3rd Edition: 2024

Description
AB Data Challenge is part of an innovation model where, through an open data competition, we collaborate with universities, research centers, and vocational training centers to promote the use of tele-reading data with the purpose of accelerating innovation.
3rd Edition AB Data Challenge
In this third edition, we made available to the participating groups the aggregated tele-reading data for 2021, 2022, and 2023 from some municipalities in the metropolitan area of Barcelona.
The challenges have been mainly focused on understanding consumption patterns of vulnerable social groups, the effects on sustainability and climate change, setting up excess consumption alarms, and open innovation. The program continues to drive new challenges with the main objective of promoting innovation and talent.
Key Figures 3rd Edition



Finalist projects
Marcau Metering Solutions
1st place
Challenge: Excessive Consumption Alarm
University: UB
2 participants
Data Science
Objective: Detect anomalies in the weekly consumption patterns of network meters and infer their cause.
Description
Development of two complementary systems for detecting and analyzing anomalies in consumption patterns. The first is an anomaly detection system that uses a data matrix to compare consumption between different weeks for the same meter and between different meters in the same week.
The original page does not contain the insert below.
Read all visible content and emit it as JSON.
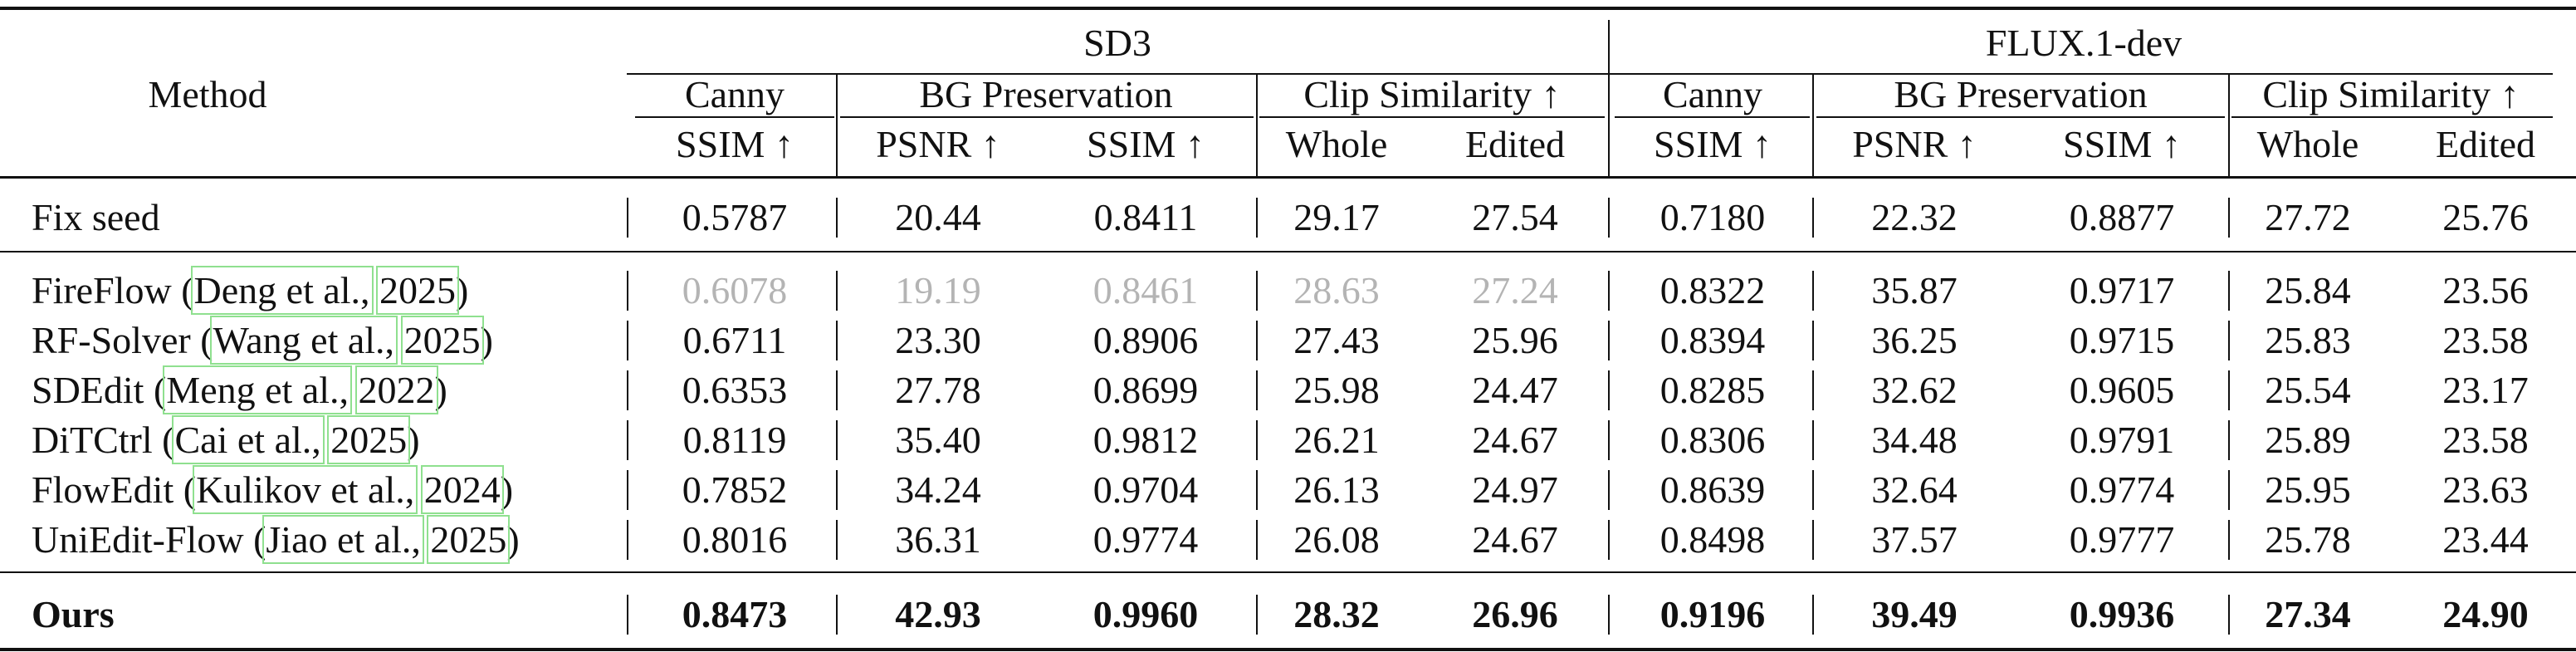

The second is an explanatory system that helps determine the specific causes of the anomaly identified by the detection system, pinpointing the exact points or time intervals where it occurred.


Aqualert
2nd place
Challenge: Social Housing and Water Consumption
University: UPF
5 Participants:
Computer Engineering / Data Science
Objective: Improve the well-being of the most vulnerable households through early detection of problems based on their water consumption.
Description
Development of a residential consumption prediction model based on the extrapolation of current consumption. The results of the model are visualized through a mobile app that integrates LLMs, where the user can set up alarms based on the difference between actual and predicted consumption, and ask questions about their consumption.
Aquateam
3rd position
Challenge: Open Innovation
University: UPF
5 Participants:
Mathematical Engineering in Data Science
Objective: Predict and prioritize the replacement of meters to improve operational efficiency and customer service.
Description
Development of a model based on machine learning techniques to prioritize meter replacements. Aigües de Barcelona uses two types of meters: mechanical and electronic. The latter offers significant advantages, such as real-time monitoring, early anomaly detection, and the reduction of operational costs, despite having a higher maintenance cost. The model analyzes water consumption patterns to predict which mechanical meters would benefit most from an upgrade to electronic meters and which electronic meters with low usage and high maintenance costs could be replaced with mechanical devices.